Clinical trials showing the anti-inflammatory effect of kaempferol.

Clinical Trials	Anti-Inflammatory Response	References
Type-2 diabetic patients with inflammation were treated with kaempferol-rich diet	Decreased the levels of inflammatory biomarkers (C-reactive protein (CRP), IL-6 and TNF-α)	[62]
Cruciferous diet (kaempferol-rich diet) was administered to patients	Recovered the inflammatory biomarkers like IL-6 and IL-8	[63]
Male smokers with inflammation were treated with kaempferol-rich diet (broccoli) for 10 days.	Reduced the TNF-α and IL-6 levels (inflammatory biomarkers)	[64]

New innovative techniques use nanotechnology for coating the surface of certain chemical compounds to enhance their bioavailability and systemic absorption. Kaempferol can be encapsulated using a coating of nanoparticles of poly (lactic acid-co-glycolic acid) (PLGA) and polyethylene oxide-poly propylene oxide-polyethylene oxide (PEO-PPO-PEO). It was noted that alone kaempferol had poor bioavailability due to its low solubility and had a low anti-inflammatory effect as compared to the encapsulated kaempferol. However, further clinical trials should be conducted to evaluate kaempferol as a drug for the management of different medical problems [65].

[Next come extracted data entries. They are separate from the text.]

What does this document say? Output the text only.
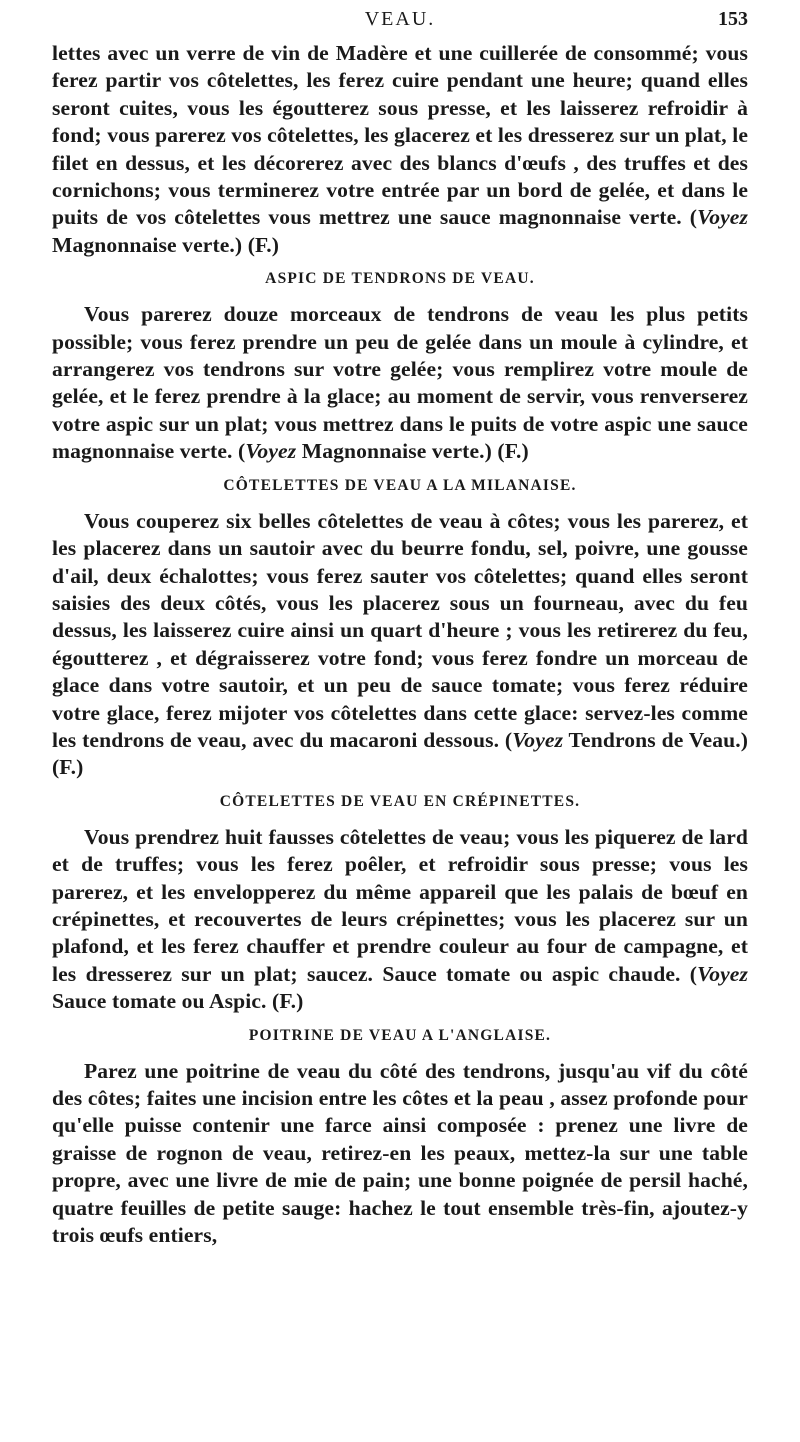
VEAU.	153

lettes avec un verre de vin de Madère et une cuillerée de consommé; vous ferez partir vos côtelettes, les ferez cuire pendant une heure; quand elles seront cuites, vous les égoutterez sous presse, et les laisserez refroidir à fond; vous parerez vos côtelettes, les glacerez et les dresserez sur un plat, le filet en dessus, et les décorerez avec des blancs d'œufs , des truffes et des cornichons; vous terminerez votre entrée par un bord de gelée, et dans le puits de vos côtelettes vous mettrez une sauce magnonnaise verte. (Voyez Magnonnaise verte.) (F.)

ASPIC DE TENDRONS DE VEAU.

Vous parerez douze morceaux de tendrons de veau les plus petits possible; vous ferez prendre un peu de gelée dans un moule à cylindre, et arrangerez vos tendrons sur votre gelée; vous remplirez votre moule de gelée, et le ferez prendre à la glace; au moment de servir, vous renverserez votre aspic sur un plat; vous mettrez dans le puits de votre aspic une sauce magnonnaise verte. (Voyez Magnonnaise verte.) (F.)

CÔTELETTES DE VEAU A LA MILANAISE.

Vous couperez six belles côtelettes de veau à côtes; vous les parerez, et les placerez dans un sautoir avec du beurre fondu, sel, poivre, une gousse d'ail, deux échalottes; vous ferez sauter vos côtelettes; quand elles seront saisies des deux côtés, vous les placerez sous un fourneau, avec du feu dessus, les laisserez cuire ainsi un quart d'heure ; vous les retirerez du feu, égoutterez , et dégraisserez votre fond; vous ferez fondre un morceau de glace dans votre sautoir, et un peu de sauce tomate; vous ferez réduire votre glace, ferez mijoter vos côtelettes dans cette glace: servez-les comme les tendrons de veau, avec du macaroni dessous. (Voyez Tendrons de Veau.) (F.)

CÔTELETTES DE VEAU EN CRÉPINETTES.

Vous prendrez huit fausses côtelettes de veau; vous les piquerez de lard et de truffes; vous les ferez poêler, et refroidir sous presse; vous les parerez, et les envelopperez du même appareil que les palais de bœuf en crépinettes, et recouvertes de leurs crépinettes; vous les placerez sur un plafond, et les ferez chauffer et prendre couleur au four de campagne, et les dresserez sur un plat; saucez. Sauce tomate ou aspic chaude. (Voyez Sauce tomate ou Aspic. (F.)

POITRINE DE VEAU A L'ANGLAISE.

Parez une poitrine de veau du côté des tendrons, jusqu'au vif du côté des côtes; faites une incision entre les côtes et la peau , assez profonde pour qu'elle puisse contenir une farce ainsi composée : prenez une livre de graisse de rognon de veau, retirez-en les peaux, mettez-la sur une table propre, avec une livre de mie de pain; une bonne poignée de persil haché, quatre feuilles de petite sauge: hachez le tout ensemble très-fin, ajoutez-y trois œufs entiers,
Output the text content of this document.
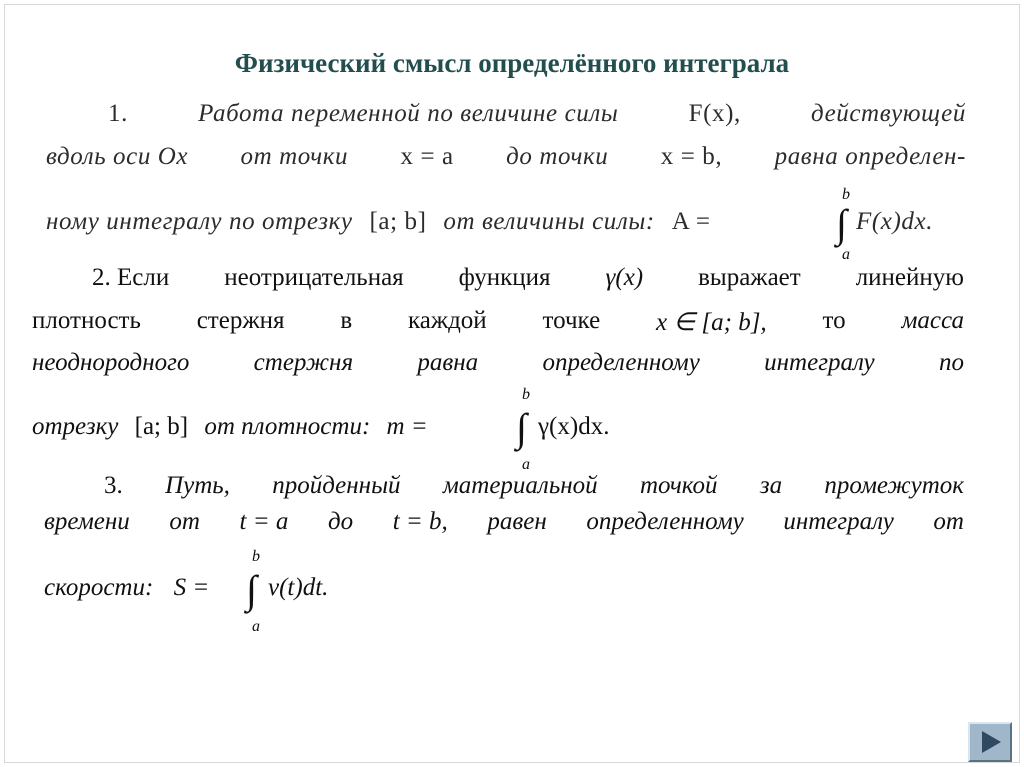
Физический смысл определённого интеграла
1.	Работа переменной по величине силы	F(x),	действующей
вдоль оси Ox от точки x = a до точки x = b, равна определен-
ному интегралу по отрезку [a; b] от величины силы: A =
b
∫
a
F(x)dx.
2. Если неотрицательная функция γ(x) выражает линейную
плотность стержня в каждой точке x ∈ [a; b], то масса
неоднородного	стержня	равна	определенному	интегралу	по
отрезку [a; b] от плотности: m =
b
∫
a
γ(x)dx.
3. Путь, пройденный материальной точкой за промежуток
времени от t = a до t = b, равен определенному интегралу от
скорости: S =
b
∫
a
v(t)dt.
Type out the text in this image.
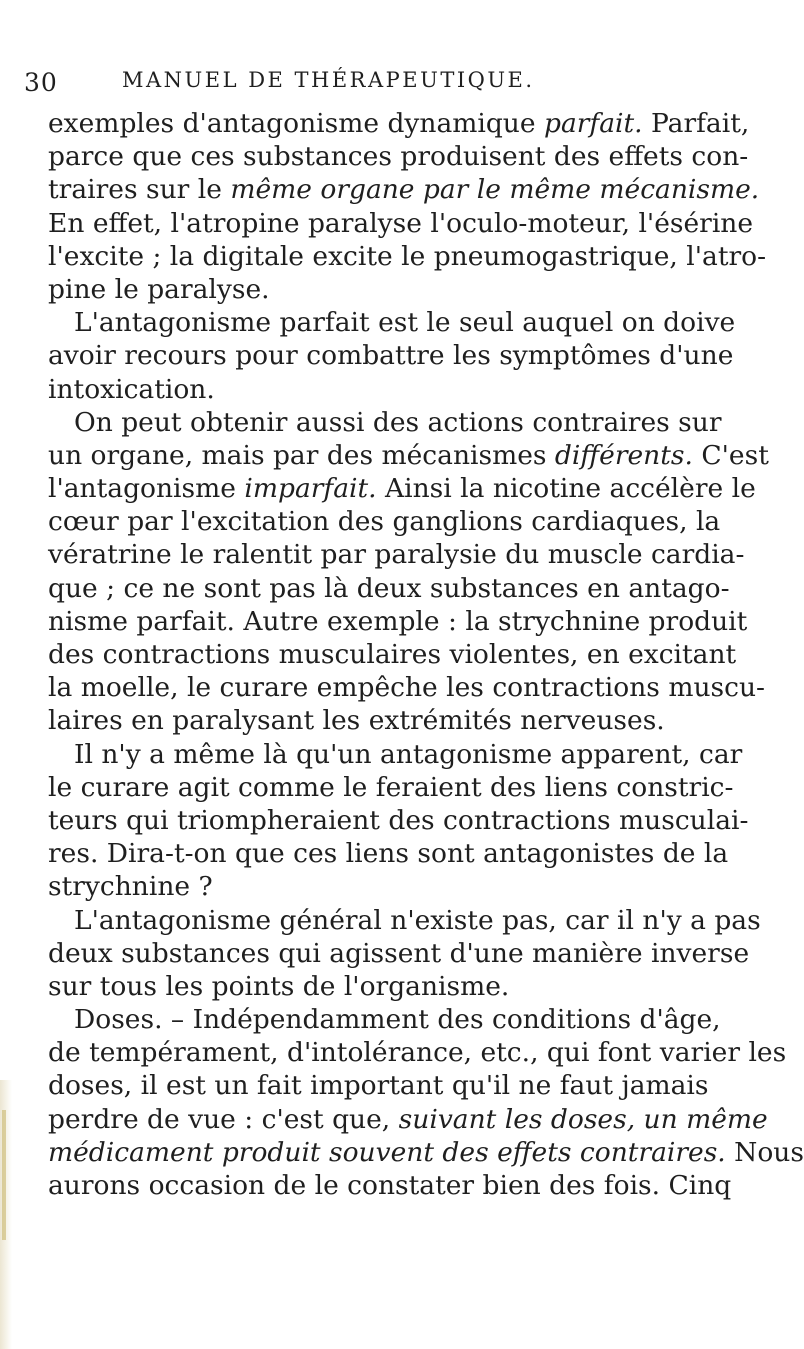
30	MANUEL DE THÉRAPEUTIQUE.
exemples d'antagonisme dynamique parfait. Parfait,
parce que ces substances produisent des effets con-
traires sur le même organe par le même mécanisme.
En effet, l'atropine paralyse l'oculo-moteur, l'ésérine
l'excite ; la digitale excite le pneumogastrique, l'atro-
pine le paralyse.
L'antagonisme parfait est le seul auquel on doive
avoir recours pour combattre les symptômes d'une
intoxication.
On peut obtenir aussi des actions contraires sur
un organe, mais par des mécanismes différents. C'est
l'antagonisme imparfait. Ainsi la nicotine accélère le
cœur par l'excitation des ganglions cardiaques, la
vératrine le ralentit par paralysie du muscle cardia-
que ; ce ne sont pas là deux substances en antago-
nisme parfait. Autre exemple : la strychnine produit
des contractions musculaires violentes, en excitant
la moelle, le curare empêche les contractions muscu-
laires en paralysant les extrémités nerveuses.
Il n'y a même là qu'un antagonisme apparent, car
le curare agit comme le feraient des liens constric-
teurs qui triompheraient des contractions musculai-
res. Dira-t-on que ces liens sont antagonistes de la
strychnine ?
L'antagonisme général n'existe pas, car il n'y a pas
deux substances qui agissent d'une manière inverse
sur tous les points de l'organisme.
Doses. – Indépendamment des conditions d'âge,
de tempérament, d'intolérance, etc., qui font varier les
doses, il est un fait important qu'il ne faut jamais
perdre de vue : c'est que, suivant les doses, un même
médicament produit souvent des effets contraires. Nous
aurons occasion de le constater bien des fois. Cinq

8. Toxicity Profile of Kaempferol

The safety and toxicological profile of kaempferol was evaluated by different researchers and there was a conflict in their conclusions. Some researchers found kaempferol as antimutagenic while some found it to be genotoxic [66,67,68,69]. However, it has been shown that kaempferol has antioxidant effects while sometimes it acts as a pro-oxidant which performs a key role in the genotoxic effect [70]. Flavonoids reduce free radicals and form a phenoxyl radical by donating a hydrogen atom. When a second radical reacts with the phenoxyl radical, it acts as an antioxidant, while if the phenoxyl radical reacts with the oxygen species, then it acts as a pro-oxidant [71]. The pro-oxidant further reduces copper and iron ions which play a vital role in lipid peroxidation and hydroxyl radical formation. Certain studies have shown that the changes in antioxidant and pro-oxidant activities and levels of different enzymes were mediated by the pro-oxidant effect of kaempferol [72,73]. It has been reported by numerous researchers that the mutagenic effect of kaempferol is due to the conversion of kaempferol into genotoxic quercetin by the action of the CYP 1A1 enzyme [74,75].

In vitro studies have shown that kaempferol is carcinogenic and toxic, while these effects were not reported in in vivo screenings. A study was conducted by Takanashi and his coworkers, in which kaempferol was administered orally for 540 days and it was concluded that there was no elevation in the incidence of tumor. It was assumed that the low oral bioavailability of kaempferol prevented the genotoxic effect [76]. It has been reported that kaempferol is contraindicated with folic acid-deficient and iron-deficient patients as it reduces their cellular uptake and bioavailability. Kaempferol is also contraindicated in cancer patients who are on etoposide therapy, as it interferes with its bioavailability [77,78,79].

9. Conclusions

While reviewing the different remarkable attributes of kaempferol, it was revealed that many reports showed that kaempferol possesses anti-inflammatory activity. It has been shown to be a safe and efficacious natural dietary anti-inflammatory agent in both in vivo and in vitro settings. Kaempferol improved markers of inflammation.

Unresolved inflammation is currently ranked amongst the leading medical issues. Modern therapies are available to resolve this issue but most pose high health risks. Though kaempferol has improved several aspects of inflammation while posing minimal health risks, why it is still not available in clinical practices for the management of inflammation is a question needing an answer. The issue of the poor bioavailability of kaempferol has been resolved by nanotechnology. Kaempferol, as a natural compound, may elicit great variability in its therapeutic results. Numerous in vitro, in vivo and some clinical trials have been performed to investigate the anti-inflammatory potential of kaempferol. However, still further clinical trials must be carried out to confirm the worth of kaempferol in clinical settings for the management of inflammation.